I don't agree with the main article and the comments.Marco is a very good player but he needs to improve such as when tackling not to go down and to have a go in trying to score.He should be told to be quiet and let the Captain do the talking.It is common knowledge that once the ref makes a decision,he will not change so the approach should be more of an observation rather than an aggressive one.He needs to improve his attitude for Italy and along with Jorginho he will do very well.He has talent
on the 7th March, 2018 at 12:39pm
You cant approach a ref like that. Cant really complain about the red card tbh.yes he probably has peaked.
on the 7th March, 2018 at 12:07pm
Spain: they had 6 in midfield with no CF, we played 424 away, and he got dominated, really his fault? did you watch the game?

Sweden? he picked up a yellow after winning the ball. Poor decision from the referee.

Last night, he had Rabiot & Motta who were shocking.

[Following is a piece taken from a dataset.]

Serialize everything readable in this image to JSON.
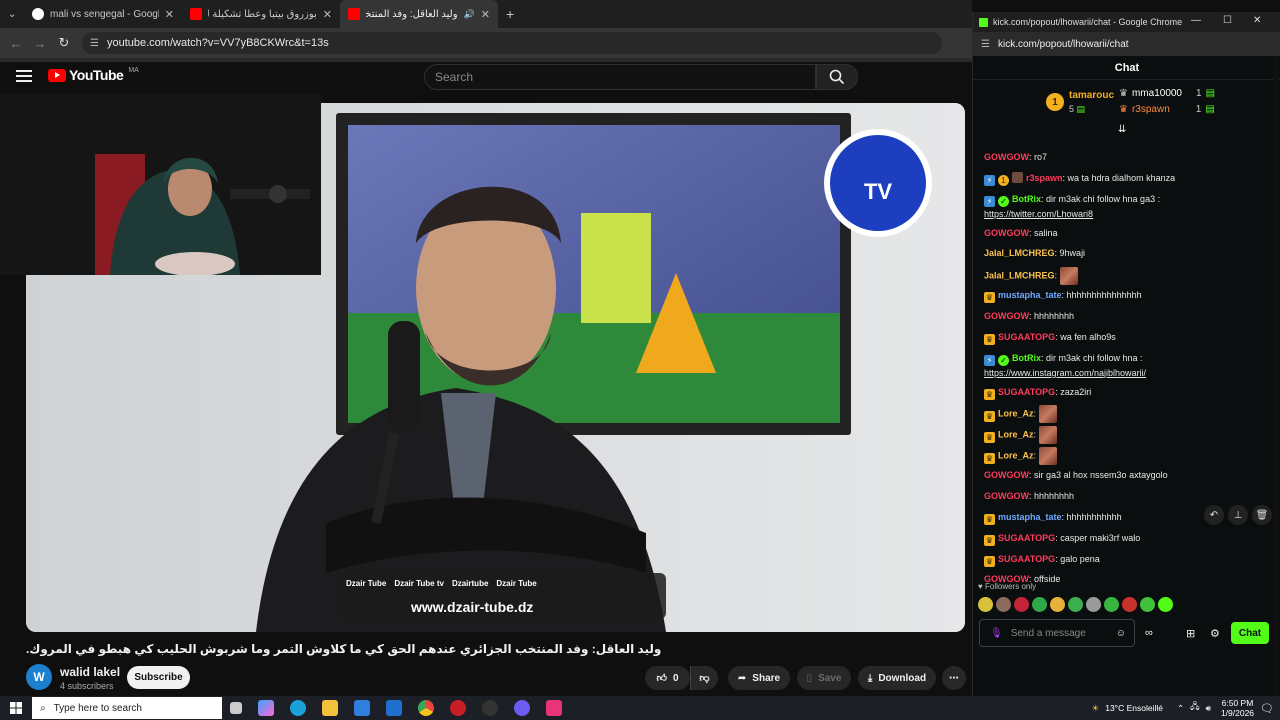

What can you do around those when you are playing Real. Additionally he got no protection from the referee, who allowed Kovacic to escape a second yellow when going through PSG player.

Is Verratti perfect? no, but at 25 peaked? lol
on the 7th March, 2018 at 10:35am
He was outstanding at Pescara & during his first few years at PSG, but he has stagnated in recent seasons. Numerous niggling injuries haven't helped. Neither has his infantile attitude & poor disciplinary record. I still believe that he has what it takes to be a great player. A move to a stronger league, playing under the likes of Ancelotti could make this happen. For Italy though, Jorginho has to be the first name on the team sheet as the deep lying conductor.
on the 7th March, 2018 at 9:55am
a bit of a exaggeration verratti has had 8 red cards in his entire career to date hardly evidence of the reckless immature player which the article seems to describe. As for peaking that is debatable considering the style he plays in and his position it depends on what he adds to his game. If you were to use xavi as a comparison we really didn't see what xavi could really deliver as a players until his late 20s. It could be argued if he wants to develop his game it is time for him to move on.
on the 7th March, 2018 at 9:50am
I've said it on multiple occasions throughout his time in Paris, he is arguably one of the most overrated players there has ever been. Leaving for money instead of having the opportunity to play in Serie A in an environment where he could become a tactically better footballer was and will be his biggest mistake. Arguably the worst tackler in world football. Simply a liability.
on the 7th March, 2018 at 9:46am
Verratti looked imperious for 20m then surprise surprise gets a booking. Ticking time bomb at that point.
PSG is a prison made of gold. The players are coddled, paid far too much, live the "star" instagram lifestyle, and are not regularly tested and pushed to the limit in Ligue 1.
I knew RM would knock these posers out.
Verratti wanted Barcelona last summer but PSG blocked it. Hopefully, he goes elsewhere and discovers what it really means to be a top player for a top club.
on the 7th March, 2018 at 9:38am
He is mentally pathetic. Italy should stop dreaming of him. I would prefer Jorginho, or even Bonaventura.